Le processus de nomination soulève deux problèmes différents. D'abord, l'approche par essai et erreur pour la nomination d'experts sur le recours à la force peut donner l'impression que les enquêteurs « magasinaient » leur expert, c'est-à-dire qu'ils cherchaient un expert qui serait le plus susceptible de donner une opinion favorable. Ce problème pourrait être réglé en veillant à ce que le bassin d'experts soit suffisamment large pour répondre aux besoins des enquêtes majeures et en établissant un processus de sélection dans lequel on n'approchera pas des candidats potentiels qui refuseront par la suite de travailler sur le dossier pour différentes raisons, comme ce fut le cas ici. Il convient également de souligner le fait qu'il s'est écoulé cinq mois entre le moment où l'on a mentionné le besoin de faire appel à un expert sur le recours à la force et le moment où l'on en a enfin embauché un.

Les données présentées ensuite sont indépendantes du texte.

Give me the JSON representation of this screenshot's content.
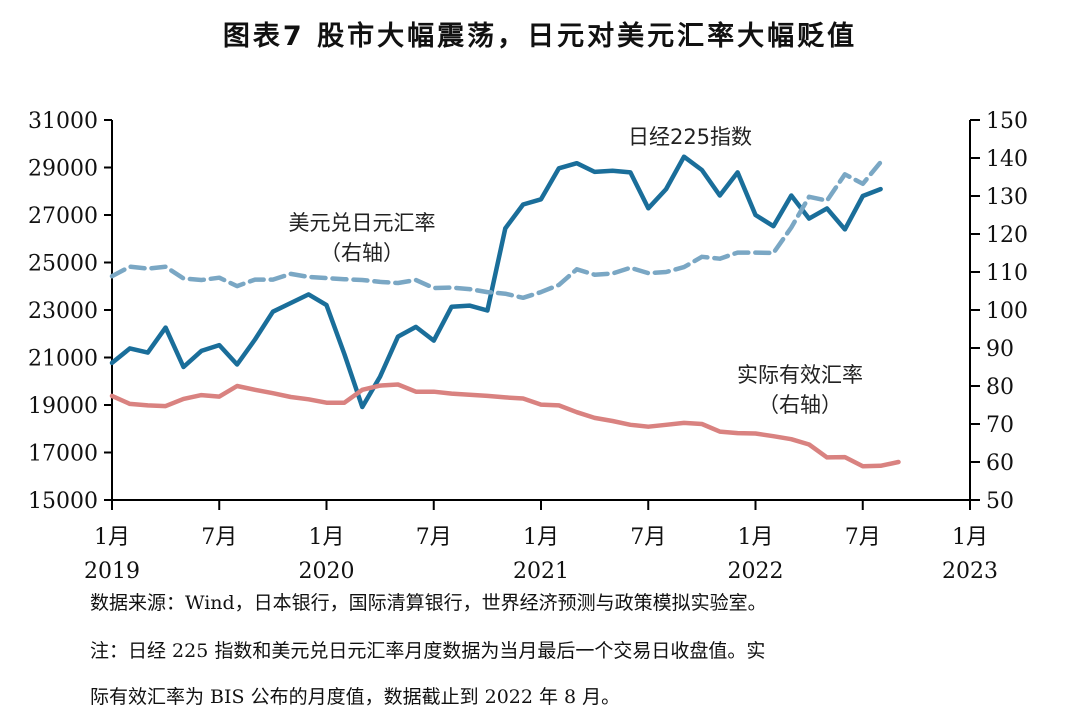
{
  "title": "图表7   股市大幅震荡，日元对美元汇率大幅贬值",
  "source": "数据来源：Wind，日本银行，国际清算银行，世界经济预测与政策模拟实验室。",
  "note_line1": "注：日经 225 指数和美元兑日元汇率月度数据为当月最后一个交易日收盘值。实",
  "note_line2": "际有效汇率为 BIS 公布的月度值，数据截止到 2022 年 8 月。",
  "chart_data": {
    "type": "line",
    "x_ticks": [
      {
        "label": "1月",
        "year": "2019",
        "month_index": 0
      },
      {
        "label": "7月",
        "year": "",
        "month_index": 6
      },
      {
        "label": "1月",
        "year": "2020",
        "month_index": 12
      },
      {
        "label": "7月",
        "year": "",
        "month_index": 18
      },
      {
        "label": "1月",
        "year": "2021",
        "month_index": 24
      },
      {
        "label": "7月",
        "year": "",
        "month_index": 30
      },
      {
        "label": "1月",
        "year": "2022",
        "month_index": 36
      },
      {
        "label": "7月",
        "year": "",
        "month_index": 42
      },
      {
        "label": "1月",
        "year": "2023",
        "month_index": 48
      }
    ],
    "x_range_months": [
      0,
      48
    ],
    "left_axis": {
      "min": 15000,
      "max": 31000,
      "ticks": [
        15000,
        17000,
        19000,
        21000,
        23000,
        25000,
        27000,
        29000,
        31000
      ]
    },
    "right_axis": {
      "min": 50,
      "max": 150,
      "ticks": [
        50,
        60,
        70,
        80,
        90,
        100,
        110,
        120,
        130,
        140,
        150
      ]
    },
    "grid": false,
    "series": [
      {
        "name": "日经225指数",
        "axis": "left",
        "color": "#1a6e9a",
        "dash": "solid",
        "label_lines": [
          "日经225指数"
        ],
        "start_month": 0,
        "values": [
          20773,
          21385,
          21206,
          22259,
          20601,
          21276,
          21522,
          20704,
          21756,
          22927,
          23294,
          23657,
          23205,
          21143,
          18917,
          20194,
          21878,
          22288,
          21710,
          23140,
          23185,
          22977,
          26434,
          27444,
          27663,
          28966,
          29179,
          28813,
          28860,
          28792,
          27284,
          28090,
          29453,
          28893,
          27822,
          28792,
          27002,
          26527,
          27821,
          26848,
          27280,
          26393,
          27802,
          28092
        ]
      },
      {
        "name": "美元兑日元汇率",
        "axis": "right",
        "color": "#7aa7c4",
        "dash": "dashed",
        "label_lines": [
          "美元兑日元汇率",
          "（右轴）"
        ],
        "start_month": 0,
        "values": [
          108.9,
          111.4,
          110.9,
          111.4,
          108.3,
          107.9,
          108.5,
          106.3,
          108.0,
          108.0,
          109.5,
          108.7,
          108.4,
          108.1,
          107.9,
          107.4,
          107.1,
          107.9,
          105.8,
          105.9,
          105.5,
          104.7,
          104.3,
          103.2,
          104.7,
          106.6,
          110.7,
          109.3,
          109.6,
          111.1,
          109.7,
          110.0,
          111.3,
          114.0,
          113.5,
          115.1,
          115.1,
          115.0,
          121.7,
          129.8,
          128.8,
          135.7,
          133.2,
          138.9
        ]
      },
      {
        "name": "实际有效汇率",
        "axis": "right",
        "color": "#d98280",
        "dash": "solid",
        "label_lines": [
          "实际有效汇率",
          "（右轴）"
        ],
        "start_month": 0,
        "values": [
          77.4,
          75.3,
          74.9,
          74.7,
          76.6,
          77.6,
          77.2,
          80.0,
          79.0,
          78.1,
          77.1,
          76.5,
          75.6,
          75.6,
          79.0,
          80.1,
          80.4,
          78.5,
          78.5,
          78.0,
          77.7,
          77.4,
          77.0,
          76.7,
          75.1,
          74.9,
          73.1,
          71.6,
          70.8,
          69.8,
          69.3,
          69.8,
          70.3,
          70.0,
          68.0,
          67.6,
          67.5,
          66.8,
          66.0,
          64.6,
          61.2,
          61.3,
          58.9,
          59.0,
          60.0
        ]
      }
    ]
  }
}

Selon le rapport final du commissaire, la GRC s'efforçait d'augmenter le nombre « d'experts permanents sur le recours à la force » et travaillait à l'établissement d'un programme permettant de former ces experts et de simplifier le processus actuel. La reconnaissance du besoin d'améliorer ce système constitue une première étape positive. Le programme n'est toutefois pas suffisamment détaillé pour me permettre de déterminer s'il aura les répercussions souhaitées.
Ensuite, la nécessité de demander l'autorisation d'un plus grand nombre d'officiers supérieurs pour demander au sergent Chanin d'agir à titre d'expert sur le recours à la force montre également que le système actuel est inadéquat. Puisque ce dossier portait sur un homicide commis par un policier dans lequel il y avait divergence entre les témoignages des témoins oculaires, il fallait faire appel à un expert expérimenté et possédant des qualifications de haut niveau. Il était reconnu que le sergent Chanin manquait d'expérience dans la préparation de ce type de rapports et que ce dossier ne pouvait convenir à quelqu'un ayant une expérience aussi limitée.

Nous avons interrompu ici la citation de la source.